Reprinted from yesteray's late editions.
"We need hams, turnip greens and fried porgles fish," the black woman yelled, market-cellar style, as she started into the kitchen of W.H. Bone and Company, a Southern cuisine restaurant that opened here Wednesday night.
If Italian filmmaker Federico Fellini ever wanted to do a fantasy on a soul food restaurant opening, he should have been at the Waterside Mall in Southwest Washington Wednesday night. In a room that vividly recalled the salon gradeur of New Orleans, a standing-room crowd of Washingtonians, dressed in chiffon and black-tie sampled barbecued pig tails, braised quail and hopin' john (blackeyed peas and rice).
Long before the Carters brought Southern accents to the White House, Darryl A. Hill, a one-season wide receiver with professional football's New York Jets and a businessman with the Greater Washington Business Center, dreamed of putting the South on Washington tables.
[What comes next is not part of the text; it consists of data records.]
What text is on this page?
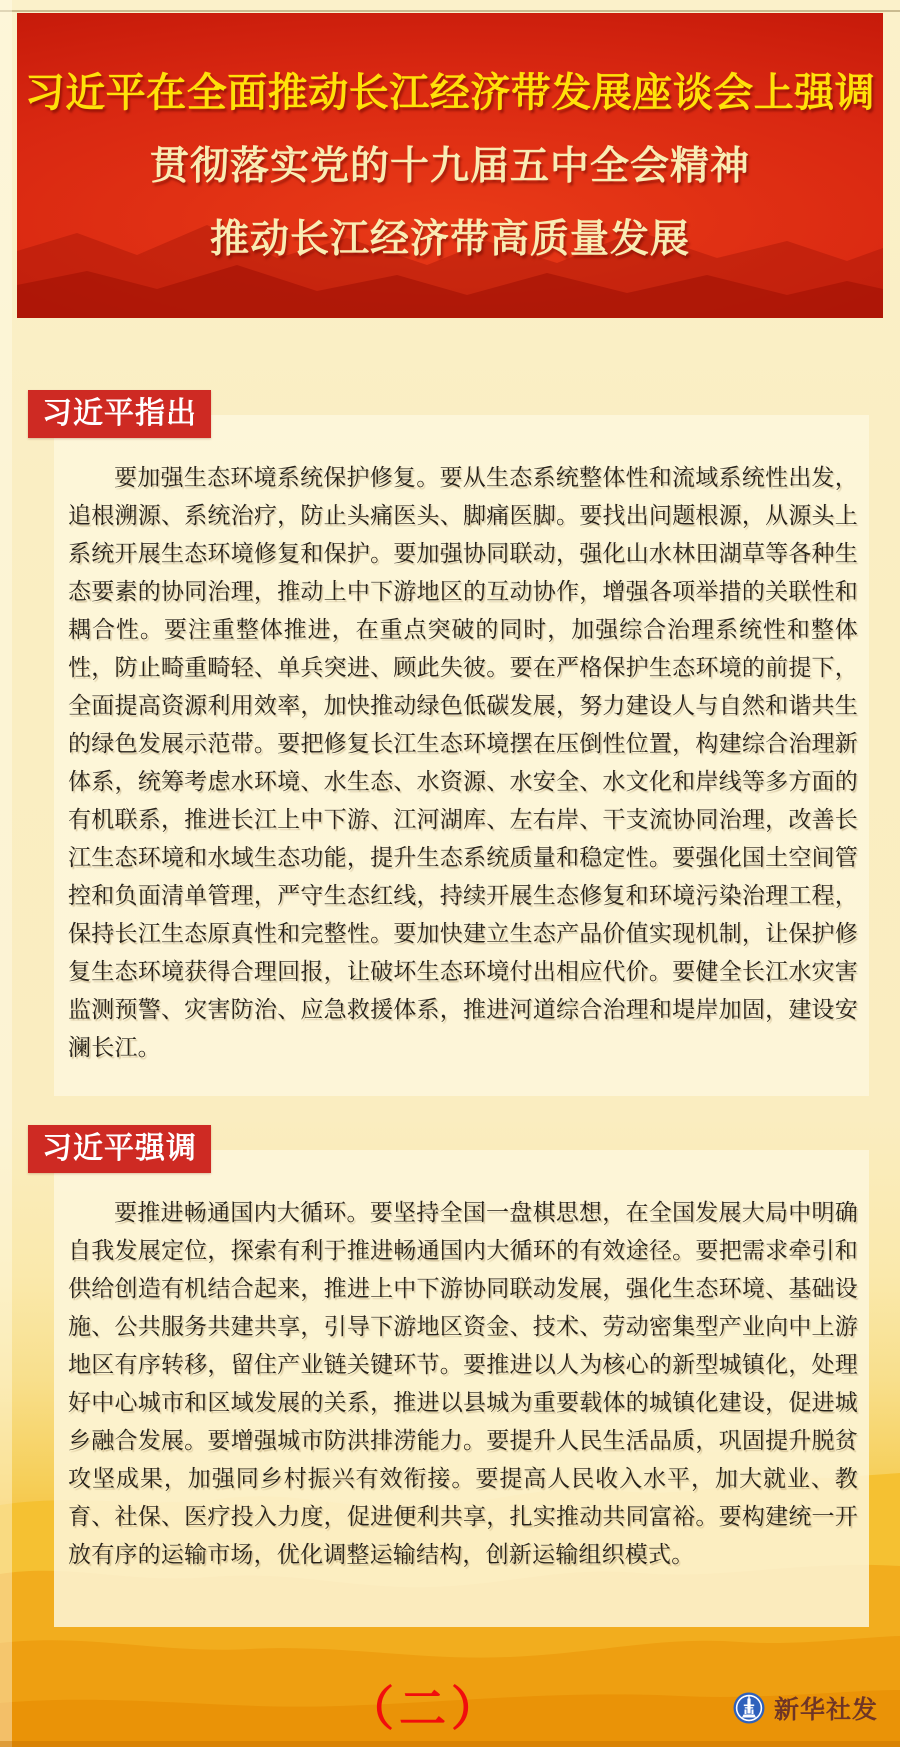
习近平在全面推动长江经济带发展座谈会上强调
贯彻落实党的十九届五中全会精神
推动长江经济带高质量发展
习近平指出

要加强生态环境系统保护修复。要从生态系统整体性和流域系统性出发，追根溯源、系统治疗，防止头痛医头、脚痛医脚。要找出问题根源，从源头上系统开展生态环境修复和保护。要加强协同联动，强化山水林田湖草等各种生态要素的协同治理，推动上中下游地区的互动协作，增强各项举措的关联性和耦合性。要注重整体推进，在重点突破的同时，加强综合治理系统性和整体性，防止畸重畸轻、单兵突进、顾此失彼。要在严格保护生态环境的前提下，全面提高资源利用效率，加快推动绿色低碳发展，努力建设人与自然和谐共生的绿色发展示范带。要把修复长江生态环境摆在压倒性位置，构建综合治理新体系，统筹考虑水环境、水生态、水资源、水安全、水文化和岸线等多方面的有机联系，推进长江上中下游、江河湖库、左右岸、干支流协同治理，改善长江生态环境和水域生态功能，提升生态系统质量和稳定性。要强化国土空间管控和负面清单管理，严守生态红线，持续开展生态修复和环境污染治理工程，保持长江生态原真性和完整性。要加快建立生态产品价值实现机制，让保护修复生态环境获得合理回报，让破坏生态环境付出相应代价。要健全长江水灾害监测预警、灾害防治、应急救援体系，推进河道综合治理和堤岸加固，建设安澜长江。

习近平强调

要推进畅通国内大循环。要坚持全国一盘棋思想，在全国发展大局中明确自我发展定位，探索有利于推进畅通国内大循环的有效途径。要把需求牵引和供给创造有机结合起来，推进上中下游协同联动发展，强化生态环境、基础设施、公共服务共建共享，引导下游地区资金、技术、劳动密集型产业向中上游地区有序转移，留住产业链关键环节。要推进以人为核心的新型城镇化，处理好中心城市和区域发展的关系，推进以县城为重要载体的城镇化建设，促进城乡融合发展。要增强城市防洪排涝能力。要提升人民生活品质，巩固提升脱贫攻坚成果，加强同乡村振兴有效衔接。要提高人民收入水平，加大就业、教育、社保、医疗投入力度，促进便利共享，扎实推动共同富裕。要构建统一开放有序的运输市场，优化调整运输结构，创新运输组织模式。

（二）	新华社发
"I always felt Washington was a gateway from the South, and a market for Southern-style food existed," said Hill, 33, who started gathering his backers a year ago. Then he lured Joe Hill, a well-known chef, with 35 years experience, away from the Stone Moutain Inn in Georgia. Hill, the cook who is no relation to Bone's owner, brought his wife, Mary, reputedly the best baker of pecan pie in the world.
The manager is Eddie Cleveland 34, a graduate of Howard who has an MBA from Harvard.
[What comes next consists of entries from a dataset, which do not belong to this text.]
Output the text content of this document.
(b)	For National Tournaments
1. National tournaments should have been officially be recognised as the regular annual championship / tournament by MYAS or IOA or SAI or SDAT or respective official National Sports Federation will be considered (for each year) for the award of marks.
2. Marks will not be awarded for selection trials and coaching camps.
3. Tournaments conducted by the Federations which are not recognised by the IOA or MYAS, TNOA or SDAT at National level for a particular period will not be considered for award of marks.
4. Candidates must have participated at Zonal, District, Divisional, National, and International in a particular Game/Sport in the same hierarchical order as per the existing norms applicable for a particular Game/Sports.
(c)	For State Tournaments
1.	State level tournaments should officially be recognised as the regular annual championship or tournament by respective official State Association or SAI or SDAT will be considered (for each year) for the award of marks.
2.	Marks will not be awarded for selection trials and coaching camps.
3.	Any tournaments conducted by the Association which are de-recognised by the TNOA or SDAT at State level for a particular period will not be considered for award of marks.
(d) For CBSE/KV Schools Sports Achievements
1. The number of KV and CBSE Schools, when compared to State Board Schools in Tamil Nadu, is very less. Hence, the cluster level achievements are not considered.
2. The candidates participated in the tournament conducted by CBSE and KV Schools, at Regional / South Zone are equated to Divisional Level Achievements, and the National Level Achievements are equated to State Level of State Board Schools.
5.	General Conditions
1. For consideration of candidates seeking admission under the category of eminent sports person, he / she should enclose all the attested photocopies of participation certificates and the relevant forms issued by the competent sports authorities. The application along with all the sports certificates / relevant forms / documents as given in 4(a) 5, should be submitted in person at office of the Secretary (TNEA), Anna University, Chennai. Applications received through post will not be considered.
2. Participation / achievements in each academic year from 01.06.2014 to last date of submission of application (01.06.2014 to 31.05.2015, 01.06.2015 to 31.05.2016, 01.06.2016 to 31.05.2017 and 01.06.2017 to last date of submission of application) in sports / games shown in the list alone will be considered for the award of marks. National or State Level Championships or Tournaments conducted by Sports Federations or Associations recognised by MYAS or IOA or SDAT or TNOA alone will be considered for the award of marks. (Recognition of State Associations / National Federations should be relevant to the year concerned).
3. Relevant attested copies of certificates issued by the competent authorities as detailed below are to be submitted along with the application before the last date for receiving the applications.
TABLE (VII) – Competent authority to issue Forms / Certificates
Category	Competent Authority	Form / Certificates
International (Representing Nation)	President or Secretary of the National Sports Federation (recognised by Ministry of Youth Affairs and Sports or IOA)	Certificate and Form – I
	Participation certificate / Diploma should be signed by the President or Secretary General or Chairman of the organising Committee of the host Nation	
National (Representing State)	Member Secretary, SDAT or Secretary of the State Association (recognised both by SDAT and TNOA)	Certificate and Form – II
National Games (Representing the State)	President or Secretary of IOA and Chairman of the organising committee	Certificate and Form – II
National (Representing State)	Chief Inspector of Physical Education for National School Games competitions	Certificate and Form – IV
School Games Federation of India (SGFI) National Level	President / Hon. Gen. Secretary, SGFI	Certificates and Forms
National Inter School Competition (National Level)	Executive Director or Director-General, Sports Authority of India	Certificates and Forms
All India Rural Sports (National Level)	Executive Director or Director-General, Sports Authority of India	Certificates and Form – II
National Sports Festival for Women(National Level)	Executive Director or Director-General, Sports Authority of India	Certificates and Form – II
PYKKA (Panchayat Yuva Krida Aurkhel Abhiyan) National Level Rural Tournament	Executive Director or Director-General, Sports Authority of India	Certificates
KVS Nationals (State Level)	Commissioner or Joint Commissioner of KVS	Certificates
The full menu, except for the softshell crabs, was eagerly consumed by Marion Barry, Nadine Winter and William SPalding of the D.C. City Council; Rep. Barbara Jordan (D-Texas); actor Robert Hooks; former ambassador Chester Carter, the president of Capital City Liquors; Redskins Larry Brown and Calvin Hill.
One hour after Bone opened, the doors had to be locked because of the crowd. The "W" stands for Washington, the "H" for ham, and "Company" for the investors who include Rodney Coleman, the executive assistant to D.C. City Council Chairman Sterling Tucker: Thurston Ferrebee, a dentist and Roy Littlejohn, a consultant.
As Dick Morgan played the piano, Tom Lalley, the assistant manager, poked his head into the bustling kitchen and cried, "Where are the trotters?" For the uninitiated, that's pigs feet.
And Fellini would have loved it as they came out creamy white, puffy and steaming.